The Senate doesn’t think Big Tech is doing enough to protect the well-being of America’s youth, and they’re not going to let its leaders off the hook so easily.
That was the stern message imparted to executives from TikTok, Snapchat, and YouTube at the conclusion of Tuesday’s hearing on protecting children online.
“With all due respect, the answers you’ve given don’t persuade me that we can rely on voluntary action by any of these companies in Big Tech,” said Sen. Richard Blumenthal (D-Conn.), chair of the Senate Commerce Subcommittee on Consumer Protection. “I think there are a lot of questions still to be answered and a lot of intentions to be disputed.”
So went the often tense three-hour hearing filled with obtuse, convoluted nonanswers, senatorial grandstanding, and a general agreement between Democrats and Republicans that Big Tech was on the wrong side of history.

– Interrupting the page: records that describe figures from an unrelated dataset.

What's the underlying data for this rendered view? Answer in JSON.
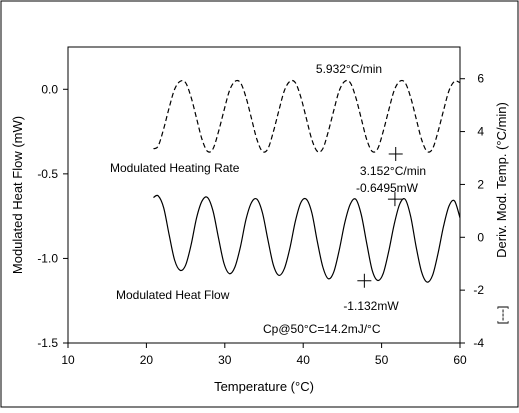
{
  "chart_data": {
    "type": "line",
    "xlabel": "Temperature (°C)",
    "ylabel_left": "Modulated Heat Flow (mW)",
    "ylabel_right": "Deriv. Mod. Temp. (°C/min)",
    "xlim": [
      10,
      60
    ],
    "ylim_left": [
      -1.5,
      0.25
    ],
    "ylim_right": [
      -4,
      7.2
    ],
    "x_ticks": [
      "10",
      "20",
      "30",
      "40",
      "50",
      "60"
    ],
    "y_ticks_left": [
      "0.0",
      "-0.5",
      "-1.0",
      "-1.5"
    ],
    "y_ticks_right": [
      "6",
      "4",
      "2",
      "0",
      "-2",
      "-4"
    ],
    "grid": false,
    "series": [
      {
        "name": "Modulated Heating Rate",
        "axis": "right",
        "style": "dashed",
        "x": [
          20.9,
          21.5,
          22.2,
          22.9,
          23.6,
          24.3,
          25.0,
          25.7,
          26.4,
          27.1,
          27.8,
          28.5,
          29.2,
          29.9,
          30.6,
          31.3,
          32.0,
          32.7,
          33.4,
          34.1,
          34.8,
          35.5,
          36.2,
          36.9,
          37.6,
          38.3,
          39.0,
          39.7,
          40.4,
          41.1,
          41.8,
          42.5,
          43.2,
          43.9,
          44.6,
          45.3,
          46.0,
          46.7,
          47.4,
          48.1,
          48.8,
          49.5,
          50.2,
          50.9,
          51.6,
          52.3,
          53.0,
          53.7,
          54.4,
          55.1,
          55.8,
          56.5,
          57.2,
          57.9,
          58.6,
          59.3,
          60.0
        ],
        "y": [
          3.35,
          3.45,
          4.1,
          4.9,
          5.6,
          5.9,
          5.85,
          5.3,
          4.5,
          3.7,
          3.25,
          3.35,
          4.0,
          4.8,
          5.55,
          5.9,
          5.85,
          5.3,
          4.5,
          3.7,
          3.25,
          3.35,
          4.0,
          4.8,
          5.55,
          5.9,
          5.85,
          5.3,
          4.5,
          3.7,
          3.25,
          3.35,
          4.0,
          4.8,
          5.55,
          5.9,
          5.85,
          5.3,
          4.5,
          3.7,
          3.25,
          3.35,
          4.0,
          4.8,
          5.55,
          5.9,
          5.85,
          5.3,
          4.5,
          3.7,
          3.25,
          3.35,
          4.0,
          4.8,
          5.55,
          5.9,
          5.85
        ]
      },
      {
        "name": "Modulated Heat Flow",
        "axis": "left",
        "style": "solid",
        "x": [
          20.9,
          21.5,
          22.2,
          22.9,
          23.6,
          24.3,
          25.0,
          25.7,
          26.4,
          27.1,
          27.8,
          28.5,
          29.2,
          29.9,
          30.6,
          31.3,
          32.0,
          32.7,
          33.4,
          34.1,
          34.8,
          35.5,
          36.2,
          36.9,
          37.6,
          38.3,
          39.0,
          39.7,
          40.4,
          41.1,
          41.8,
          42.5,
          43.2,
          43.9,
          44.6,
          45.3,
          46.0,
          46.7,
          47.4,
          48.1,
          48.8,
          49.5,
          50.2,
          50.9,
          51.6,
          52.3,
          53.0,
          53.7,
          54.4,
          55.1,
          55.8,
          56.5,
          57.2,
          57.9,
          58.6,
          59.3,
          60.0
        ],
        "y": [
          -0.64,
          -0.63,
          -0.7,
          -0.86,
          -1.01,
          -1.07,
          -1.04,
          -0.92,
          -0.76,
          -0.66,
          -0.64,
          -0.72,
          -0.88,
          -1.03,
          -1.09,
          -1.05,
          -0.93,
          -0.77,
          -0.67,
          -0.65,
          -0.73,
          -0.89,
          -1.04,
          -1.1,
          -1.06,
          -0.94,
          -0.78,
          -0.67,
          -0.65,
          -0.73,
          -0.9,
          -1.05,
          -1.12,
          -1.08,
          -0.95,
          -0.79,
          -0.68,
          -0.65,
          -0.74,
          -0.91,
          -1.07,
          -1.13,
          -1.09,
          -0.96,
          -0.8,
          -0.68,
          -0.65,
          -0.75,
          -0.93,
          -1.08,
          -1.14,
          -1.1,
          -0.97,
          -0.81,
          -0.69,
          -0.66,
          -0.76
        ]
      }
    ],
    "markers": [
      {
        "axis": "left",
        "x": 47.8,
        "y": -1.132
      },
      {
        "axis": "left",
        "x": 51.7,
        "y": -0.6495
      },
      {
        "axis": "right",
        "x": 51.8,
        "y": 3.152
      }
    ],
    "annotations": {
      "max_rate": "5.932°C/min",
      "min_rate": "3.152°C/min",
      "hf_max": "-0.6495mW",
      "hf_min": "-1.132mW",
      "label_rate": "Modulated Heating Rate",
      "label_hf": "Modulated Heat Flow",
      "cp": "Cp@50°C=14.2mJ/°C",
      "right_axis_legend": "[---]"
    }
  }
}
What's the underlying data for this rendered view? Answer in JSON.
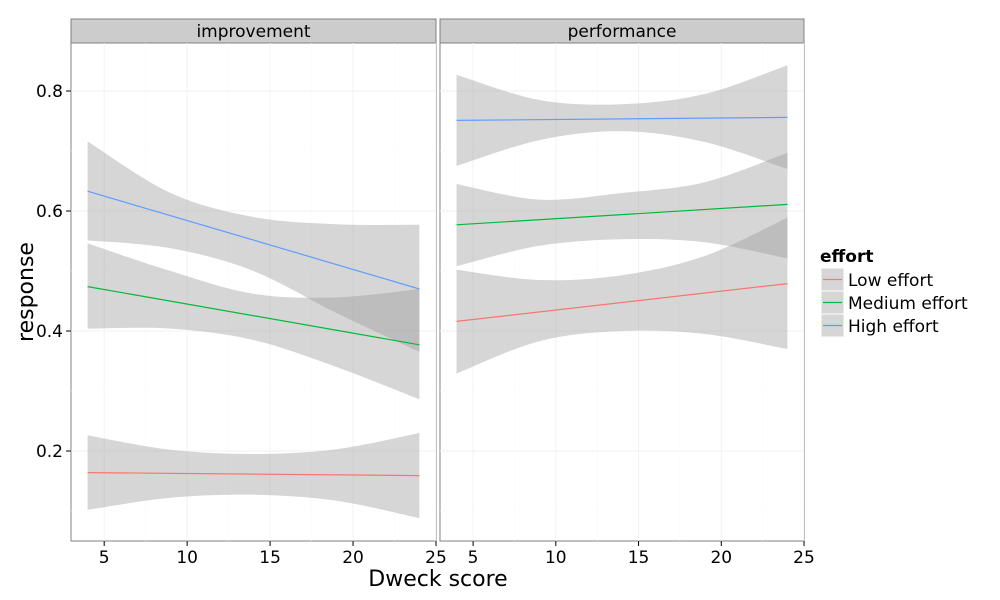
{
  "chart_data": {
    "type": "line",
    "xlabel": "Dweck score",
    "ylabel": "response",
    "xlim": [
      3,
      25
    ],
    "ylim": [
      0.05,
      0.88
    ],
    "x_ticks": [
      5,
      10,
      15,
      20,
      25
    ],
    "y_ticks": [
      0.2,
      0.4,
      0.6,
      0.8
    ],
    "grid": true,
    "legend_position": "right",
    "legend": {
      "title": "effort",
      "entries": [
        {
          "name": "Low effort",
          "color": "#F8766D"
        },
        {
          "name": "Medium effort",
          "color": "#00BA38"
        },
        {
          "name": "High effort",
          "color": "#619CFF"
        }
      ]
    },
    "panels": [
      {
        "title": "improvement",
        "series": [
          {
            "name": "Low effort",
            "color": "#F8766D",
            "x": [
              4,
              24
            ],
            "y": [
              0.164,
              0.159
            ],
            "band_x": [
              4,
              9,
              14,
              19,
              24
            ],
            "band_lower": [
              0.102,
              0.122,
              0.127,
              0.117,
              0.088
            ],
            "band_upper": [
              0.226,
              0.202,
              0.195,
              0.203,
              0.23
            ]
          },
          {
            "name": "Medium effort",
            "color": "#00BA38",
            "x": [
              4,
              24
            ],
            "y": [
              0.474,
              0.377
            ],
            "band_x": [
              4,
              9,
              14,
              19,
              24
            ],
            "band_lower": [
              0.404,
              0.404,
              0.385,
              0.34,
              0.286
            ],
            "band_upper": [
              0.546,
              0.5,
              0.462,
              0.456,
              0.47
            ]
          },
          {
            "name": "High effort",
            "color": "#619CFF",
            "x": [
              4,
              24
            ],
            "y": [
              0.633,
              0.47
            ],
            "band_x": [
              4,
              9,
              14,
              19,
              24
            ],
            "band_lower": [
              0.551,
              0.538,
              0.5,
              0.43,
              0.365
            ],
            "band_upper": [
              0.716,
              0.63,
              0.59,
              0.578,
              0.577
            ]
          }
        ]
      },
      {
        "title": "performance",
        "series": [
          {
            "name": "Low effort",
            "color": "#F8766D",
            "x": [
              4,
              24
            ],
            "y": [
              0.416,
              0.479
            ],
            "band_x": [
              4,
              9,
              14,
              19,
              24
            ],
            "band_lower": [
              0.329,
              0.383,
              0.4,
              0.395,
              0.37
            ],
            "band_upper": [
              0.502,
              0.485,
              0.493,
              0.525,
              0.589
            ]
          },
          {
            "name": "Medium effort",
            "color": "#00BA38",
            "x": [
              4,
              24
            ],
            "y": [
              0.577,
              0.611
            ],
            "band_x": [
              4,
              9,
              14,
              19,
              24
            ],
            "band_lower": [
              0.508,
              0.542,
              0.553,
              0.548,
              0.521
            ],
            "band_upper": [
              0.645,
              0.619,
              0.63,
              0.648,
              0.697
            ]
          },
          {
            "name": "High effort",
            "color": "#619CFF",
            "x": [
              4,
              24
            ],
            "y": [
              0.751,
              0.756
            ],
            "band_x": [
              4,
              9,
              14,
              19,
              24
            ],
            "band_lower": [
              0.675,
              0.718,
              0.733,
              0.715,
              0.67
            ],
            "band_upper": [
              0.827,
              0.785,
              0.778,
              0.795,
              0.843
            ]
          }
        ]
      }
    ]
  }
}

Blumenthal adjourned the hearing by allowing executives from each of the three social media apps to explain how they differed from Facebook, the often-maligned tech giant that has recently become Congress’s poster child for prioritizing profit over safety.
“The problem is clear: Big Tech preys on children and teens to make more money,” Sen. Edward Markey, (D-Mass.), said at the hearing, summing up the event.

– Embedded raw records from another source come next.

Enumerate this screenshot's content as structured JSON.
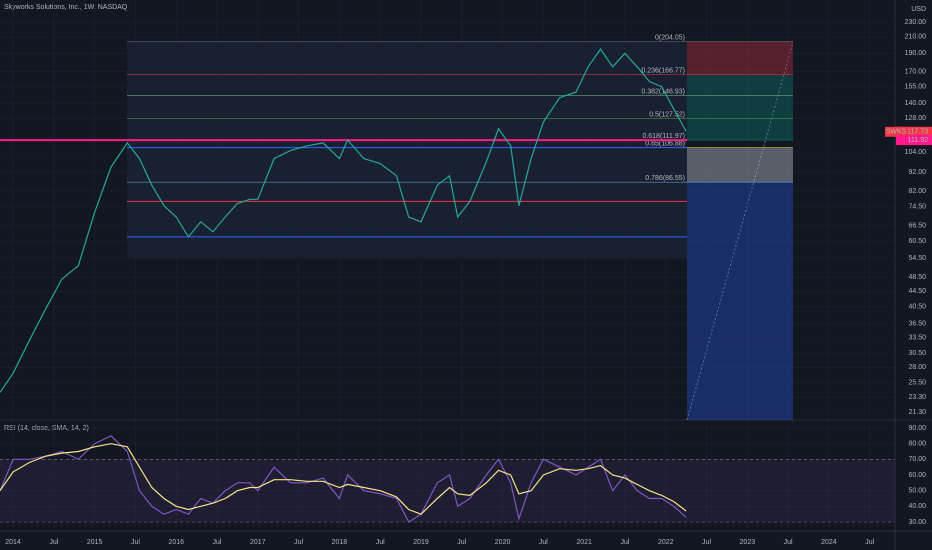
{
  "chart_data": [
    {
      "type": "line",
      "title": "Skyworks Solutions, Inc., 1W, NASDAQ",
      "currency": "USD",
      "x": [
        2013.84,
        2014.0,
        2014.2,
        2014.4,
        2014.6,
        2014.8,
        2015.0,
        2015.2,
        2015.4,
        2015.55,
        2015.7,
        2015.85,
        2016.0,
        2016.15,
        2016.3,
        2016.45,
        2016.6,
        2016.75,
        2016.9,
        2017.0,
        2017.2,
        2017.4,
        2017.6,
        2017.8,
        2018.0,
        2018.1,
        2018.3,
        2018.5,
        2018.7,
        2018.85,
        2019.0,
        2019.2,
        2019.35,
        2019.45,
        2019.6,
        2019.8,
        2019.95,
        2020.1,
        2020.2,
        2020.35,
        2020.5,
        2020.7,
        2020.9,
        2021.05,
        2021.2,
        2021.35,
        2021.5,
        2021.65,
        2021.8,
        2021.95,
        2022.1,
        2022.25
      ],
      "series": [
        {
          "name": "SWKS",
          "color": "#26a69a",
          "values": [
            24,
            27,
            33,
            40,
            48,
            52,
            72,
            95,
            110,
            100,
            85,
            75,
            70,
            62,
            68,
            64,
            70,
            76,
            78,
            78,
            100,
            105,
            108,
            110,
            100,
            112,
            100,
            97,
            90,
            70,
            68,
            85,
            90,
            70,
            77,
            98,
            120,
            108,
            75,
            100,
            125,
            145,
            150,
            175,
            195,
            175,
            190,
            175,
            160,
            155,
            135,
            118
          ]
        }
      ],
      "last_price": 117.73,
      "marked_price": 111.92,
      "log_scale": true,
      "xlim": [
        2013.84,
        2024.81
      ],
      "xticks": [
        {
          "value": 2014,
          "label": "2014"
        },
        {
          "value": 2014.5,
          "label": "Jul"
        },
        {
          "value": 2015,
          "label": "2015"
        },
        {
          "value": 2015.5,
          "label": "Jul"
        },
        {
          "value": 2016,
          "label": "2016"
        },
        {
          "value": 2016.5,
          "label": "Jul"
        },
        {
          "value": 2017,
          "label": "2017"
        },
        {
          "value": 2017.5,
          "label": "Jul"
        },
        {
          "value": 2018,
          "label": "2018"
        },
        {
          "value": 2018.5,
          "label": "Jul"
        },
        {
          "value": 2019,
          "label": "2019"
        },
        {
          "value": 2019.5,
          "label": "Jul"
        },
        {
          "value": 2020,
          "label": "2020"
        },
        {
          "value": 2020.5,
          "label": "Jul"
        },
        {
          "value": 2021,
          "label": "2021"
        },
        {
          "value": 2021.5,
          "label": "Jul"
        },
        {
          "value": 2022,
          "label": "2022"
        },
        {
          "value": 2022.5,
          "label": "Jul"
        },
        {
          "value": 2023,
          "label": "2023"
        },
        {
          "value": 2023.5,
          "label": "Jul"
        },
        {
          "value": 2024,
          "label": "2024"
        },
        {
          "value": 2024.5,
          "label": "Jul"
        }
      ],
      "ylim": [
        20.3,
        263
      ],
      "yticks": [
        {
          "value": 230,
          "label": "230.00"
        },
        {
          "value": 210,
          "label": "210.00"
        },
        {
          "value": 190,
          "label": "190.00"
        },
        {
          "value": 170,
          "label": "170.00"
        },
        {
          "value": 155,
          "label": "155.00"
        },
        {
          "value": 140,
          "label": "140.00"
        },
        {
          "value": 128,
          "label": "128.00"
        },
        {
          "value": 104,
          "label": "104.00"
        },
        {
          "value": 92,
          "label": "92.00"
        },
        {
          "value": 82,
          "label": "82.00"
        },
        {
          "value": 74.5,
          "label": "74.50"
        },
        {
          "value": 66.5,
          "label": "66.50"
        },
        {
          "value": 60.5,
          "label": "60.50"
        },
        {
          "value": 54.5,
          "label": "54.50"
        },
        {
          "value": 48.5,
          "label": "48.50"
        },
        {
          "value": 44.5,
          "label": "44.50"
        },
        {
          "value": 40.5,
          "label": "40.50"
        },
        {
          "value": 36.5,
          "label": "36.50"
        },
        {
          "value": 33.5,
          "label": "33.50"
        },
        {
          "value": 30.5,
          "label": "30.50"
        },
        {
          "value": 28,
          "label": "28.00"
        },
        {
          "value": 25.5,
          "label": "25.50"
        },
        {
          "value": 23.3,
          "label": "23.30"
        },
        {
          "value": 21.3,
          "label": "21.30"
        }
      ],
      "levels": [
        {
          "value": 111.92,
          "color": "#ff1a8c"
        },
        {
          "value": 106.88,
          "color": "#2962ff"
        },
        {
          "value": 77,
          "color": "#f23645"
        },
        {
          "value": 62,
          "color": "#2962ff"
        }
      ],
      "fib": [
        {
          "value": 204.05,
          "label": "0(204.05)",
          "color": "#787b86"
        },
        {
          "value": 166.77,
          "label": "0.236(166.77)",
          "color": "#f23645"
        },
        {
          "value": 146.93,
          "label": "0.382(146.93)",
          "color": "#81c784"
        },
        {
          "value": 127.52,
          "label": "0.5(127.52)",
          "color": "#4caf50"
        },
        {
          "value": 111.97,
          "label": "0.618(111.97)",
          "color": "#089981"
        },
        {
          "value": 106.88,
          "label": "0.65(106.88)",
          "color": "#ffeb3b"
        },
        {
          "value": 86.55,
          "label": "0.786(86.55)",
          "color": "#64b5f6"
        }
      ]
    },
    {
      "type": "line",
      "title": "RSI (14, close, SMA, 14, 2)",
      "x": [
        2013.84,
        2014.0,
        2014.2,
        2014.4,
        2014.6,
        2014.8,
        2015.0,
        2015.2,
        2015.4,
        2015.55,
        2015.7,
        2015.85,
        2016.0,
        2016.15,
        2016.3,
        2016.45,
        2016.6,
        2016.75,
        2016.9,
        2017.0,
        2017.2,
        2017.4,
        2017.6,
        2017.8,
        2018.0,
        2018.1,
        2018.3,
        2018.5,
        2018.7,
        2018.85,
        2019.0,
        2019.2,
        2019.35,
        2019.45,
        2019.6,
        2019.8,
        2019.95,
        2020.1,
        2020.2,
        2020.35,
        2020.5,
        2020.7,
        2020.9,
        2021.05,
        2021.2,
        2021.35,
        2021.5,
        2021.65,
        2021.8,
        2021.95,
        2022.1,
        2022.25
      ],
      "series": [
        {
          "color": "#7e57c2",
          "values": [
            50,
            70,
            70,
            72,
            75,
            70,
            80,
            85,
            75,
            50,
            40,
            35,
            38,
            35,
            45,
            42,
            50,
            55,
            55,
            50,
            65,
            55,
            55,
            58,
            45,
            60,
            50,
            48,
            45,
            30,
            35,
            55,
            60,
            40,
            45,
            60,
            70,
            55,
            32,
            55,
            70,
            65,
            60,
            65,
            70,
            50,
            60,
            50,
            45,
            45,
            40,
            33
          ]
        },
        {
          "color": "#f7e48a",
          "values": [
            50,
            62,
            68,
            72,
            74,
            75,
            78,
            80,
            78,
            65,
            52,
            45,
            40,
            38,
            40,
            42,
            45,
            50,
            52,
            52,
            57,
            57,
            56,
            56,
            52,
            54,
            52,
            50,
            46,
            38,
            35,
            45,
            52,
            48,
            47,
            55,
            63,
            60,
            48,
            50,
            60,
            64,
            63,
            64,
            66,
            60,
            58,
            54,
            50,
            47,
            43,
            37
          ]
        }
      ],
      "bands": [
        30,
        70
      ],
      "xlim": [
        2013.84,
        2024.81
      ],
      "ylim": [
        24.9,
        95.1
      ],
      "yticks": [
        {
          "value": 90,
          "label": "90.00"
        },
        {
          "value": 80,
          "label": "80.00"
        },
        {
          "value": 70,
          "label": "70.00"
        },
        {
          "value": 60,
          "label": "60.00"
        },
        {
          "value": 50,
          "label": "50.00"
        },
        {
          "value": 40,
          "label": "40.00"
        },
        {
          "value": 30,
          "label": "30.00"
        }
      ]
    }
  ]
}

Meanwhile, representatives of the three companies worked to differentiate themselves from other platforms. “Snapchat is a very different platform. It was created by our founders to be an antidote to social media,” said Jennifer Stout, vice president of global public policy at Snapchat parent Snap Inc. “Snapchat was a decidedly different platform that was private, that was safe, where people could come and actually talk to the friends that they have in real life.”
Blumenthal interrupted Stout to compare her words to those of Facebook’s executives. “I understand your goals,” he said. “But I’m giving you the opportunity to tell us how you protect kids in a way that Facebook doesn’t.”

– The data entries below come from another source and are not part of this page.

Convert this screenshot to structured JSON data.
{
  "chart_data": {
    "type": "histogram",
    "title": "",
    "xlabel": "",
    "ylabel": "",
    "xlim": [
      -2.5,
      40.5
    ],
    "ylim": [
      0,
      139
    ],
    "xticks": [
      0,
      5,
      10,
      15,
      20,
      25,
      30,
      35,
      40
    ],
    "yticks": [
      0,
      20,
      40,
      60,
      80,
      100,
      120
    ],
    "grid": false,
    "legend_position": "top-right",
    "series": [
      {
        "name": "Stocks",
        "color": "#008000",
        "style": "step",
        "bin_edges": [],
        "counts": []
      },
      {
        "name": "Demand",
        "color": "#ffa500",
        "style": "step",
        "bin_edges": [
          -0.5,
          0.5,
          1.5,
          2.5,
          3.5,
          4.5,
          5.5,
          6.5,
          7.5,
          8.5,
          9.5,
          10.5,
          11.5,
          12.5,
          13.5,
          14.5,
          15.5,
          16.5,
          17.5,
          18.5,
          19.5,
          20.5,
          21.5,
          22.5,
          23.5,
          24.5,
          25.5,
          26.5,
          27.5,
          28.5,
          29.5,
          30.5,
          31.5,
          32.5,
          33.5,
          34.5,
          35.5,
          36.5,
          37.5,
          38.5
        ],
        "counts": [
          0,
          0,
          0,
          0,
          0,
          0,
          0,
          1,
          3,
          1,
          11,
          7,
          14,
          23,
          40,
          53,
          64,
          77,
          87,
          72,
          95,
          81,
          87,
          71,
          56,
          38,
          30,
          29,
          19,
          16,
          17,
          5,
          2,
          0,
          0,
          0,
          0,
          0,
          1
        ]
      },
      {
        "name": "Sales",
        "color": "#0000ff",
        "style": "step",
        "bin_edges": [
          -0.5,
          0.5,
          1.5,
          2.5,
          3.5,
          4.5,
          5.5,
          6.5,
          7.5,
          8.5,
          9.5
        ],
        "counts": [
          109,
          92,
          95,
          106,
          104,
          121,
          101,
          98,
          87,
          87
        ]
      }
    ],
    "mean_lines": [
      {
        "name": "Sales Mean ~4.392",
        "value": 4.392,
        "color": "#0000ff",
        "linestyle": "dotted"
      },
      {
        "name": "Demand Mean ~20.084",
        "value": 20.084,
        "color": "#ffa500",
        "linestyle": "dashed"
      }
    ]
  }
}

YouTube also tried to plead its case. “We do not prioritize profits over safety,” said Leslie Miller, vice president of government affairs and public policy at YouTube owner Google. “We invest heavily in making sure that our platforms are safe for our users. And we do not wait to act. We put systems and practices and protocols in place that over time we rely on when we need to adapt to the world around us.”
Michael Beckerman, TikTok’s head of public policy for the Americas, who faced the toughest line of questioning over his company’s connections to China, said that TikTok had made many “difficult policy and difficult product choices that put the well-being of teens first.”
This was the first time TikTok had testified before Congress. During the testimony, Sen. Ted Cruz (R-Texas) claimed that Beckerman dodged questions more than any witness he’d seen in his nine years in Congress and asked repeatedly about “the control the Chinese Communist Party has over TikTok,” referring to its owners, ByteDance Ltd., a privately held Chinese startup funded in part by Sequoia Capital China.
“I just want folks watching to know that we’re not taking what you’ve told us at face value,” concluded Blumenthal. “The time for platitudes and bromides is over. We’ve seen the lobbyists at work, and it’s time to overcome them. I hope we look back on this hearing as a turning point.”